For the small-chassis Triumph lower A-arms, d1+d2 = 10.125 inches, d2 = 8.5 inches, d1 = 1.625 inches.  For the "lowered" geometry, theta is about 53 degrees.  I constructed a spreadsheet to calculate what free length of coil spring you need for any given rate spring to achieve the target "lowered" front ride height wherein the installed length of the coil is 7 inches, downloadable here:

http://auskellian.com/paul/links_files/spring%20free%20length%20calculator_v7.xls

(note: this is a spring free length and rate calculator for achieving a given target "lowered" ride height and is not a wheel rate calculator)

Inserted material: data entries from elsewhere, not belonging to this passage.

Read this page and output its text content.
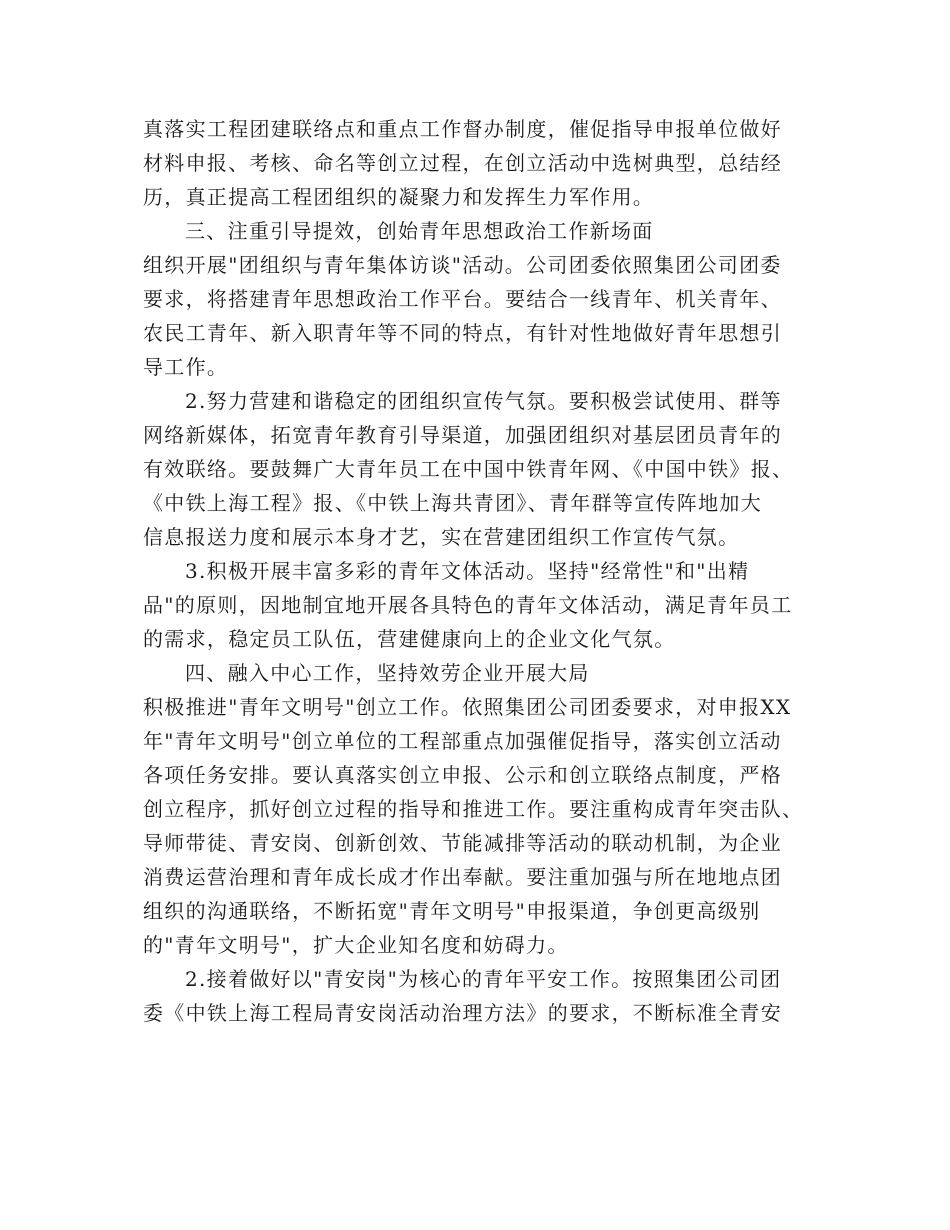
真落实工程团建联络点和重点工作督办制度，催促指导申报单位做好
材料申报、考核、命名等创立过程，在创立活动中选树典型，总结经
历，真正提高工程团组织的凝聚力和发挥生力军作用。
三、注重引导提效，创始青年思想政治工作新场面
组织开展"团组织与青年集体访谈"活动。公司团委依照集团公司团委
要求，将搭建青年思想政治工作平台。要结合一线青年、机关青年、
农民工青年、新入职青年等不同的特点，有针对性地做好青年思想引
导工作。
2.努力营建和谐稳定的团组织宣传气氛。要积极尝试使用、群等
网络新媒体，拓宽青年教育引导渠道，加强团组织对基层团员青年的
有效联络。要鼓舞广大青年员工在中国中铁青年网、《中国中铁》报、
《中铁上海工程》报、《中铁上海共青团》、青年群等宣传阵地加大
信息报送力度和展示本身才艺，实在营建团组织工作宣传气氛。
3.积极开展丰富多彩的青年文体活动。坚持"经常性"和"出精
品"的原则，因地制宜地开展各具特色的青年文体活动，满足青年员工
的需求，稳定员工队伍，营建健康向上的企业文化气氛。
四、融入中心工作，坚持效劳企业开展大局
积极推进"青年文明号"创立工作。依照集团公司团委要求，对申报XX
年"青年文明号"创立单位的工程部重点加强催促指导，落实创立活动
各项任务安排。要认真落实创立申报、公示和创立联络点制度，严格
创立程序，抓好创立过程的指导和推进工作。要注重构成青年突击队、
导师带徒、青安岗、创新创效、节能减排等活动的联动机制，为企业
消费运营治理和青年成长成才作出奉献。要注重加强与所在地地点团
组织的沟通联络，不断拓宽"青年文明号"申报渠道，争创更高级别
的"青年文明号"，扩大企业知名度和妨碍力。
2.接着做好以"青安岗"为核心的青年平安工作。按照集团公司团
委《中铁上海工程局青安岗活动治理方法》的要求，不断标准全青安
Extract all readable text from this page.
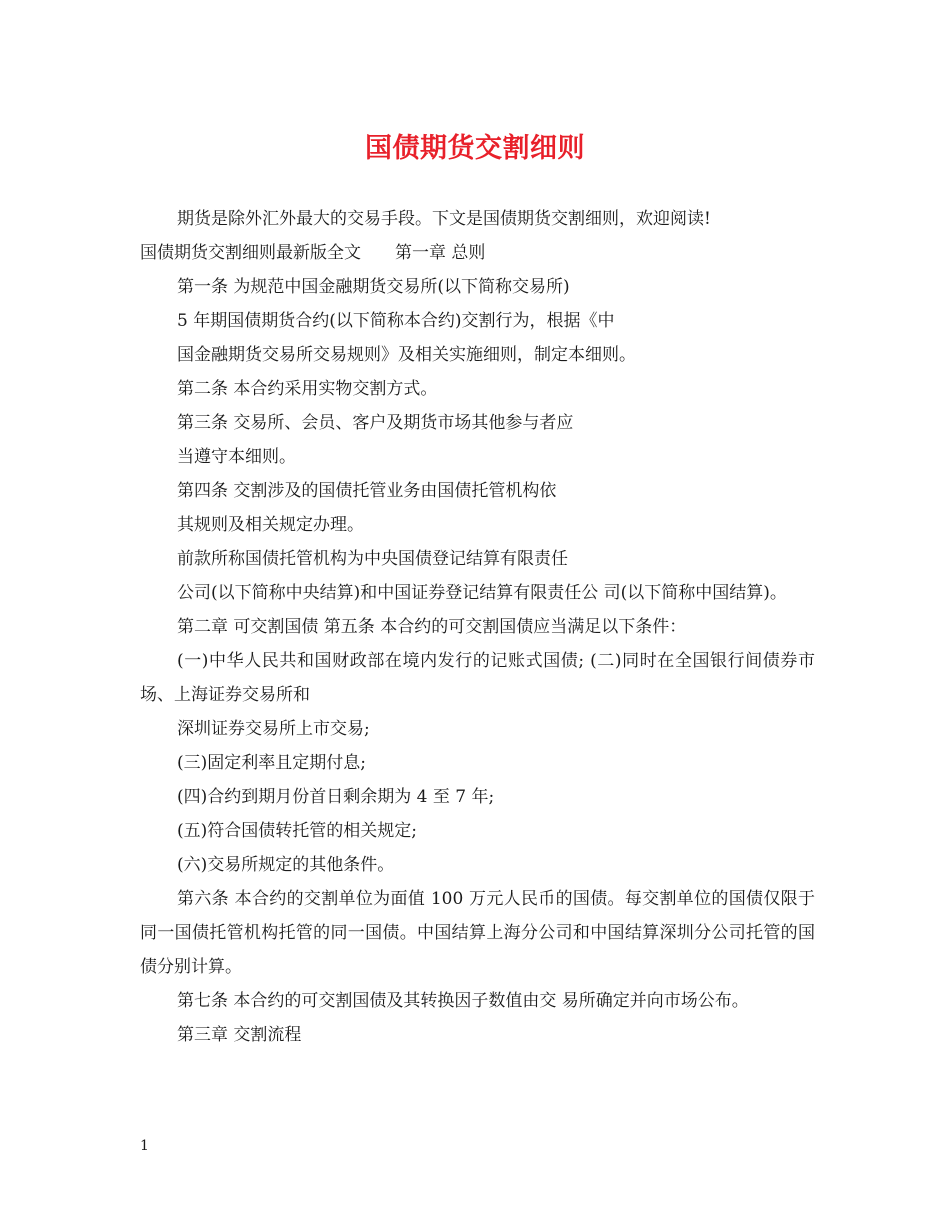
国债期货交割细则

期货是除外汇外最大的交易手段。下文是国债期货交割细则，欢迎阅读!

国债期货交割细则最新版全文　　第一章 总则

第一条 为规范中国金融期货交易所(以下简称交易所)

5 年期国债期货合约(以下简称本合约)交割行为，根据《中

国金融期货交易所交易规则》及相关实施细则，制定本细则。

第二条 本合约采用实物交割方式。

第三条 交易所、会员、客户及期货市场其他参与者应

当遵守本细则。

第四条 交割涉及的国债托管业务由国债托管机构依

其规则及相关规定办理。

前款所称国债托管机构为中央国债登记结算有限责任

公司(以下简称中央结算)和中国证券登记结算有限责任公 司(以下简称中国结算)。

第二章 可交割国债 第五条 本合约的可交割国债应当满足以下条件：

(一)中华人民共和国财政部在境内发行的记账式国债; (二)同时在全国银行间债券市场、上海证券交易所和

深圳证券交易所上市交易;

(三)固定利率且定期付息;

(四)合约到期月份首日剩余期为 4 至 7 年;

(五)符合国债转托管的相关规定;

(六)交易所规定的其他条件。

第六条 本合约的交割单位为面值 100 万元人民币的国债。每交割单位的国债仅限于同一国债托管机构托管的同一国债。中国结算上海分公司和中国结算深圳分公司托管的国 债分别计算。

第七条 本合约的可交割国债及其转换因子数值由交 易所确定并向市场公布。

第三章 交割流程

1
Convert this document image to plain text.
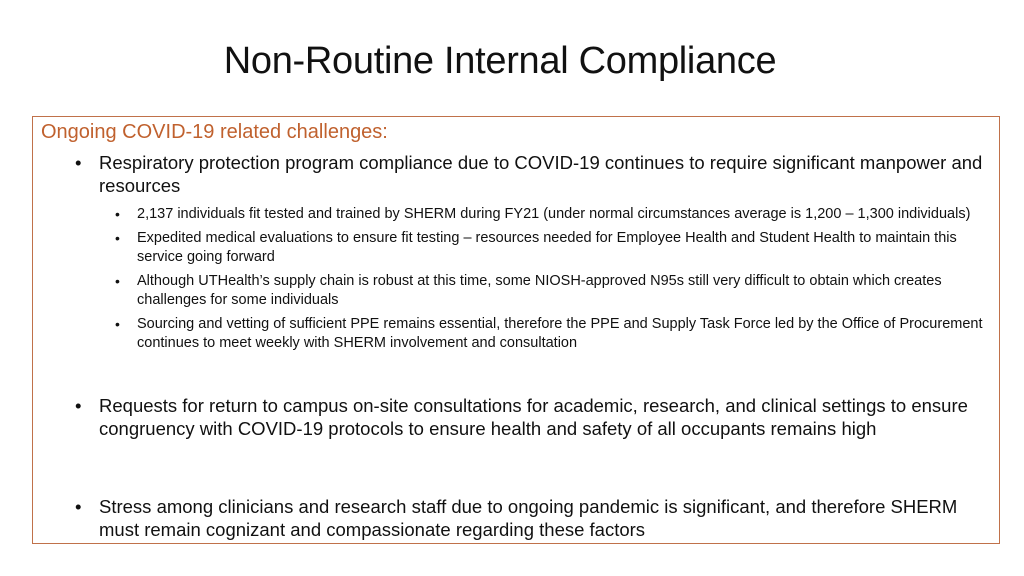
Non-Routine Internal Compliance
Ongoing COVID-19 related challenges:
• Respiratory protection program compliance due to COVID-19 continues to require significant manpower and resources
• 2,137 individuals fit tested and trained by SHERM during FY21 (under normal circumstances average is 1,200 – 1,300 individuals)
• Expedited medical evaluations to ensure fit testing – resources needed for Employee Health and Student Health to maintain this service going forward
• Although UTHealth’s supply chain is robust at this time, some NIOSH-approved N95s still very difficult to obtain which creates challenges for some individuals
• Sourcing and vetting of sufficient PPE remains essential, therefore the PPE and Supply Task Force led by the Office of Procurement continues to meet weekly with SHERM involvement and consultation
• Requests for return to campus on-site consultations for academic, research, and clinical settings to ensure congruency with COVID-19 protocols to ensure health and safety of all occupants remains high
• Stress among clinicians and research staff due to ongoing pandemic is significant, and therefore SHERM must remain cognizant and compassionate regarding these factors
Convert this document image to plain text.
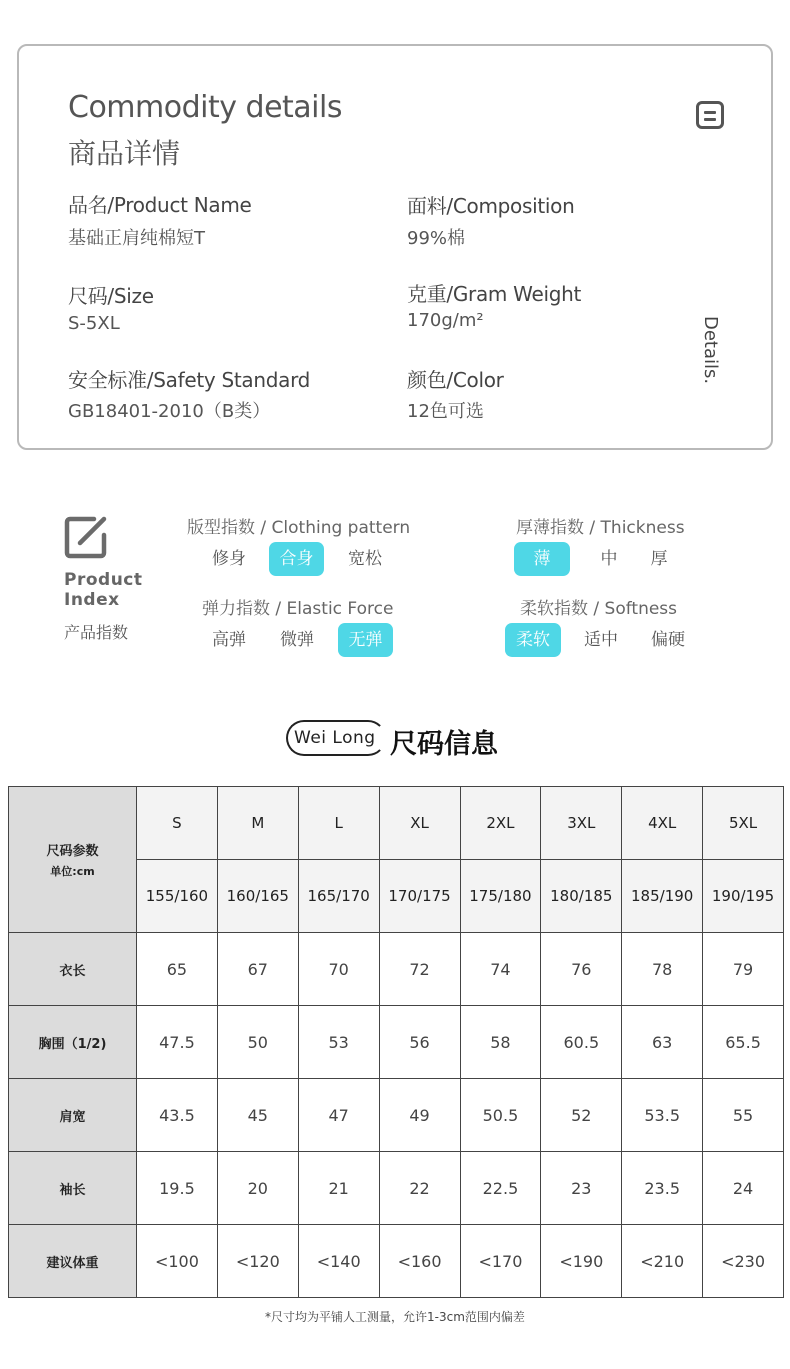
Commodity details
商品详情
Details.
品名/Product Name
基础正肩纯棉短T
面料/Composition
99%棉
尺码/Size
S-5XL
克重/Gram Weight
170g/m²
安全标准/Safety Standard
GB18401-2010（B类）
颜色/Color
12色可选
Product
Index
产品指数
版型指数 / Clothing pattern
修身	合身	宽松
厚薄指数 / Thickness
薄	中	厚
弹力指数 / Elastic Force
高弹	微弹	无弹
柔软指数 / Softness
柔软	适中	偏硬
Wei Long 尺码信息
尺码参数
单位:cm	S	M	L	XL	2XL	3XL	4XL	5XL
	155/160	160/165	165/170	170/175	175/180	180/185	185/190	190/195
衣长	65	67	70	72	74	76	78	79
胸围（1/2)	47.5	50	53	56	58	60.5	63	65.5
肩宽	43.5	45	47	49	50.5	52	53.5	55
袖长	19.5	20	21	22	22.5	23	23.5	24
建议体重	<100	<120	<140	<160	<170	<190	<210	<230
*尺寸均为平铺人工测量，允许1-3cm范围内偏差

You can see that 10 inch, 250 lb/in springs and 9 inch, 350 lb/in springs are whole-inch free length solutions for later Spitfires with non-adjustable spring seat dampers (compare with TT4302 330 lb/in springs).  If you use springs stiffer than 350 lb/in, then either go with 8 inch free length ones and use shims to adjust height (preferably under the spring on the bottom spring seat rather than above the spring on top of the spring seat in order to retain full damper travel) or use 9 inch free length ones and live with a little less net lowering.  Of course, with adjustable spring seat dampers, you have lots of flexibility, in which case it's good to go with 9 inch free length springs for 350 lb/in and stiffer and then adjust the spring seat to dial-in the desired ride height.